Obstetric cholestasis with elevated gamma glutamyl transpeptidase: Incidence, presentation and treatment
Article first published online: 13 OCT 2003
Journal of Gastroenterology and Hepatology
Volume 18, Issue 11, pages 1283–1286, November 2003
How to Cite
MILKIEWICZ, P., GALLAGHER, R., CHAMBERS, J., EGGINGTON, E., WEAVER, J. and ELIAS, E. (2003), Obstetric cholestasis with elevated gamma glutamyl transpeptidase: Incidence, presentation and treatment. Journal of Gastroenterology and Hepatology, 18: 1283–1286. doi: 10.1046/j.1440-1746.2003.03171.x
- Issue published online: 13 OCT 2003
- Article first published online: 13 OCT 2003
- Accepted for publication 25 February 2003.
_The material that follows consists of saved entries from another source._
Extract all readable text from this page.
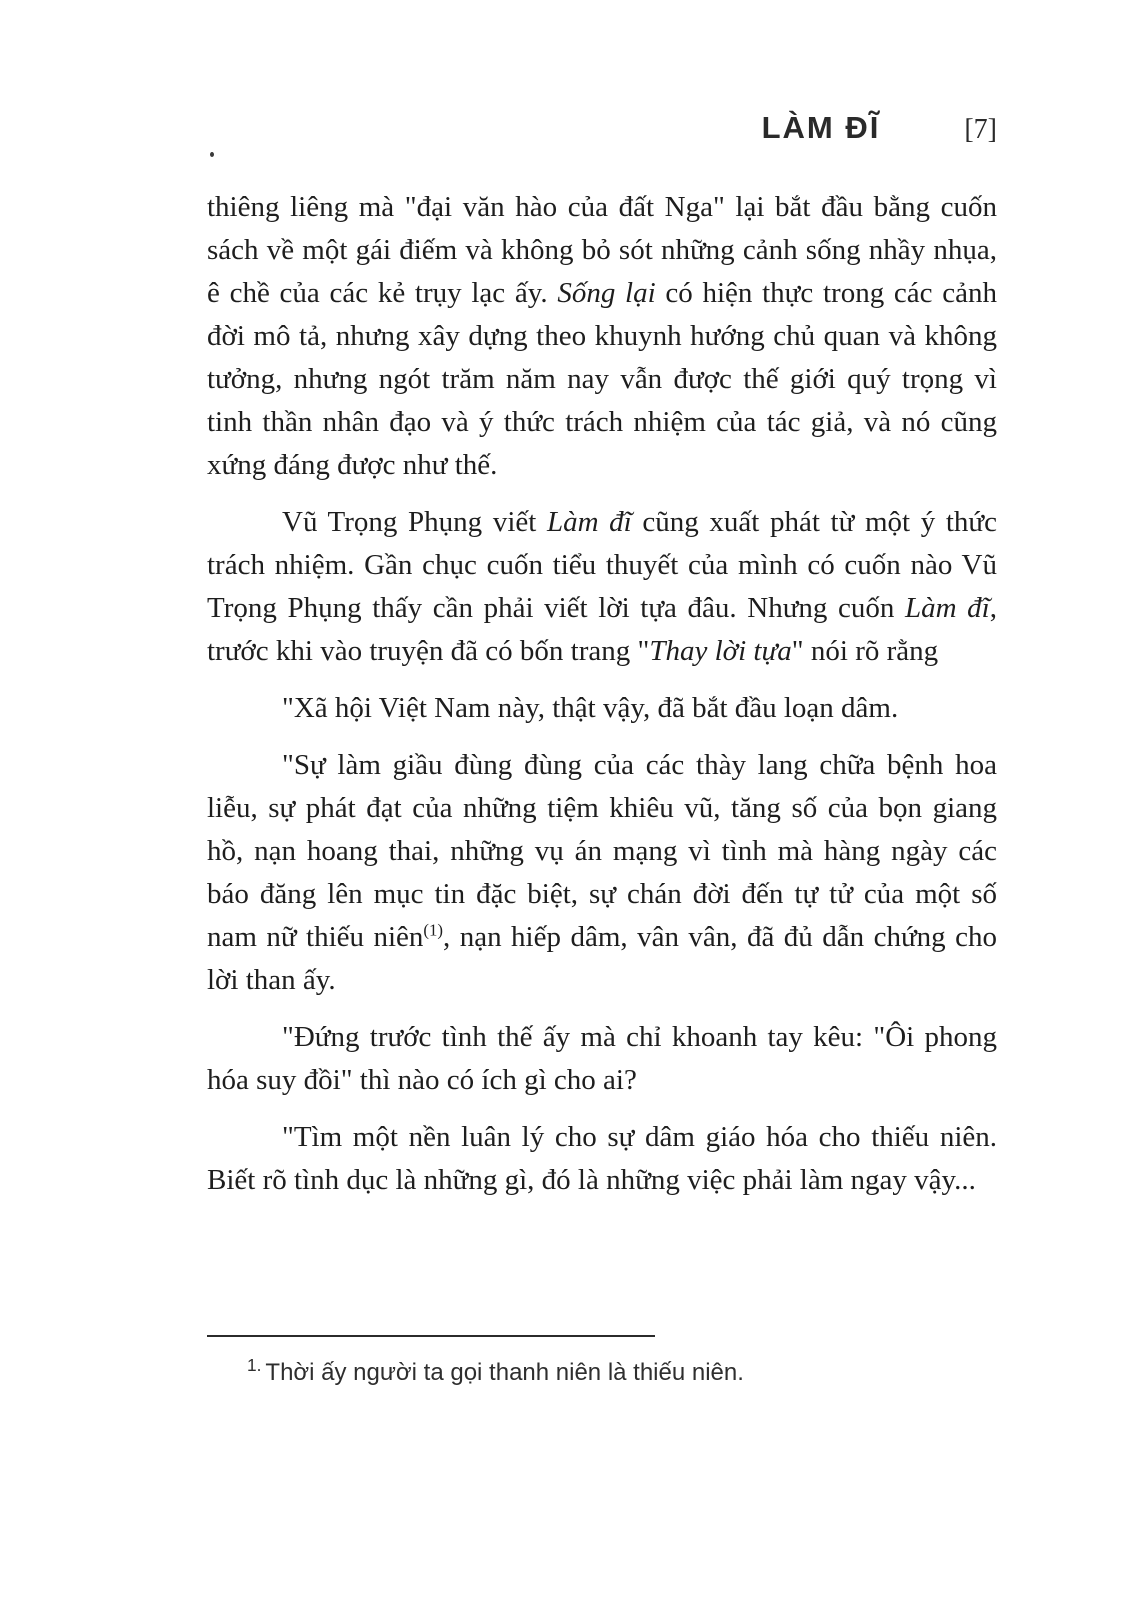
LÀM ĐĨ	[7]

thiêng liêng mà "đại văn hào của đất Nga" lại bắt đầu bằng cuốn sách về một gái điếm và không bỏ sót những cảnh sống nhầy nhụa, ê chề của các kẻ trụy lạc ấy. Sống lại có hiện thực trong các cảnh đời mô tả, nhưng xây dựng theo khuynh hướng chủ quan và không tưởng, nhưng ngót trăm năm nay vẫn được thế giới quý trọng vì tinh thần nhân đạo và ý thức trách nhiệm của tác giả, và nó cũng xứng đáng được như thế.

Vũ Trọng Phụng viết Làm đĩ cũng xuất phát từ một ý thức trách nhiệm. Gần chục cuốn tiểu thuyết của mình có cuốn nào Vũ Trọng Phụng thấy cần phải viết lời tựa đâu. Nhưng cuốn Làm đĩ, trước khi vào truyện đã có bốn trang "Thay lời tựa" nói rõ rằng

"Xã hội Việt Nam này, thật vậy, đã bắt đầu loạn dâm.

"Sự làm giầu đùng đùng của các thày lang chữa bệnh hoa liễu, sự phát đạt của những tiệm khiêu vũ, tăng số của bọn giang hồ, nạn hoang thai, những vụ án mạng vì tình mà hàng ngày các báo đăng lên mục tin đặc biệt, sự chán đời đến tự tử của một số nam nữ thiếu niên$^{(1)}$, nạn hiếp dâm, vân vân, đã đủ dẫn chứng cho lời than ấy.

"Đứng trước tình thế ấy mà chỉ khoanh tay kêu: "Ôi phong hóa suy đồi" thì nào có ích gì cho ai?

"Tìm một nền luân lý cho sự dâm giáo hóa cho thiếu niên. Biết rõ tình dục là những gì, đó là những việc phải làm ngay vậy...

$^{1.}$ Thời ấy người ta gọi thanh niên là thiếu niên.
- gamma glutamyl transpeptidase (GGT);
- obstetric cholestasis;
- ursodeoxycholic acid
Background: Obstetric cholestasis (OC) may cause severe pruritus in the mother and lead to fetal distress and stillbirth. The etiology of OC is multifactorial, but includes inherited dysfunction of bile canalicular transporters. One of these, multidrug resistant protein 3 (MDR3), a phospholipid transporter, when dysfunctional is associated with elevated levels of gamma glutamyl transpeptidase (GGT). The aim of the present study was to assess the incidence of OC associated with elevated GGT. We compared the natural history of a cholestatic pregnancy and the efficacy of ursodeoxycholic acid (URSO) in OC patients grouped according to a normal or raised GGT level.
Methods: Eighty-one patients with OC were analyzed. OC was diagnosed in patients with pruritus and elevated serum bile acids (SBA). Fifty-seven consenting volunteer patients (70%) were treated with URSO.
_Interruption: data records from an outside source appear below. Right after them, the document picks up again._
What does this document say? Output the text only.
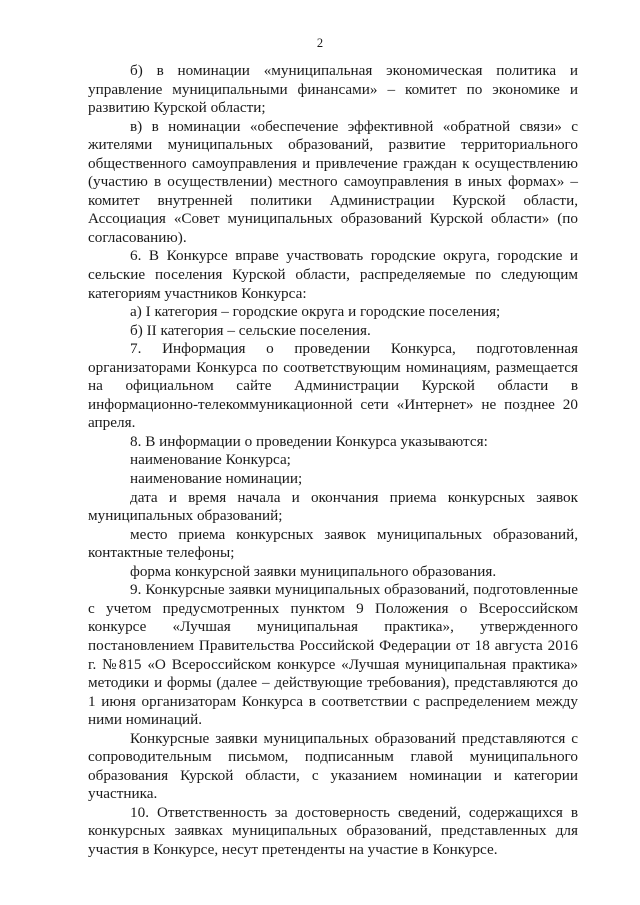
2

б) в номинации «муниципальная экономическая политика и управление муниципальными финансами» – комитет по экономике и развитию Курской области;

в) в номинации «обеспечение эффективной «обратной связи» с жителями муниципальных образований, развитие территориального общественного самоуправления и привлечение граждан к осуществлению (участию в осуществлении) местного самоуправления в иных формах» – комитет внутренней политики Администрации Курской области, Ассоциация «Совет муниципальных образований Курской области» (по согласованию).

6. В Конкурсе вправе участвовать городские округа, городские и сельские поселения Курской области, распределяемые по следующим категориям участников Конкурса:

а) I категория – городские округа и городские поселения;

б) II категория – сельские поселения.

7. Информация о проведении Конкурса, подготовленная организаторами Конкурса по соответствующим номинациям, размещается на официальном сайте Администрации Курской области в информационно-телекоммуникационной сети «Интернет» не позднее 20 апреля.

8. В информации о проведении Конкурса указываются:

наименование Конкурса;

наименование номинации;

дата и время начала и окончания приема конкурсных заявок муниципальных образований;

место приема конкурсных заявок муниципальных образований, контактные телефоны;

форма конкурсной заявки муниципального образования.

9. Конкурсные заявки муниципальных образований, подготовленные с учетом предусмотренных пунктом 9 Положения о Всероссийском конкурсе «Лучшая муниципальная практика», утвержденного постановлением Правительства Российской Федерации от 18 августа 2016 г. №815 «О Всероссийском конкурсе «Лучшая муниципальная практика» методики и формы (далее – действующие требования), представляются до 1 июня организаторам Конкурса в соответствии с распределением между ними номинаций.

Конкурсные заявки муниципальных образований представляются с сопроводительным письмом, подписанным главой муниципального образования Курской области, с указанием номинации и категории участника.

10. Ответственность за достоверность сведений, содержащихся в конкурсных заявках муниципальных образований, представленных для участия в Конкурсе, несут претенденты на участие в Конкурсе.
Results: Elevated GGT at presentation was found in 21 patients (30%) and was associated with significantly higher serum levels of aspartate transaminase (AST), bilirubin (BIL) and SBA. OC presented at approximately the same gestation week in both groups of patients. In patients not treated with URSO, liver function tests (LFT) showed no significant change from the time of diagnosis to delivery. Patients from both groups responded to URSO with significant improvement in their AST and alanine aminotransferase (ALT) levels, but SBA fell significantly only in the normal GGT group.
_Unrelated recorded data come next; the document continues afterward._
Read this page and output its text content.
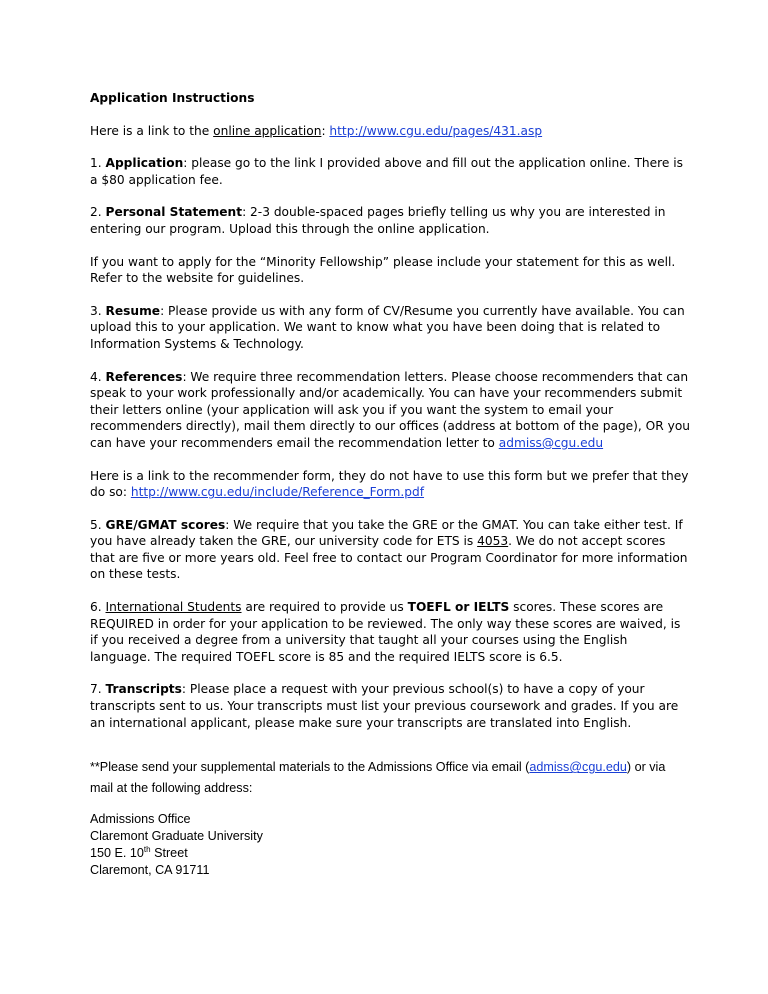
Application Instructions

Here is a link to the online application: http://www.cgu.edu/pages/431.asp

1. Application: please go to the link I provided above and fill out the application online. There is a $80 application fee.

2. Personal Statement: 2-3 double-spaced pages briefly telling us why you are interested in entering our program. Upload this through the online application.

If you want to apply for the “Minority Fellowship” please include your statement for this as well. Refer to the website for guidelines.

3. Resume: Please provide us with any form of CV/Resume you currently have available. You can upload this to your application. We want to know what you have been doing that is related to Information Systems & Technology.

4. References: We require three recommendation letters. Please choose recommenders that can speak to your work professionally and/or academically. You can have your recommenders submit their letters online (your application will ask you if you want the system to email your recommenders directly), mail them directly to our offices (address at bottom of the page), OR you can have your recommenders email the recommendation letter to admiss@cgu.edu

Here is a link to the recommender form, they do not have to use this form but we prefer that they do so: http://www.cgu.edu/include/Reference_Form.pdf

5. GRE/GMAT scores: We require that you take the GRE or the GMAT. You can take either test. If you have already taken the GRE, our university code for ETS is 4053. We do not accept scores that are five or more years old. Feel free to contact our Program Coordinator for more information on these tests.

6. International Students are required to provide us TOEFL or IELTS scores. These scores are REQUIRED in order for your application to be reviewed. The only way these scores are waived, is if you received a degree from a university that taught all your courses using the English language. The required TOEFL score is 85 and the required IELTS score is 6.5.

7. Transcripts: Please place a request with your previous school(s) to have a copy of your transcripts sent to us. Your transcripts must list your previous coursework and grades. If you are an international applicant, please make sure your transcripts are translated into English.

**Please send your supplemental materials to the Admissions Office via email (admiss@cgu.edu) or via mail at the following address:

Admissions Office
Claremont Graduate University
150 E. 10th Street
Claremont, CA 91711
Conclusions: An elevated GGT occurs in less than one-third of patients with OC in the UK and, when present, is associated with greater impairment of LFT, but no difference in gestational age at onset. Treatment with URSO appears to be safe and significantly improves LFT in patients with OC, with the exception of SBA in the high GGT group.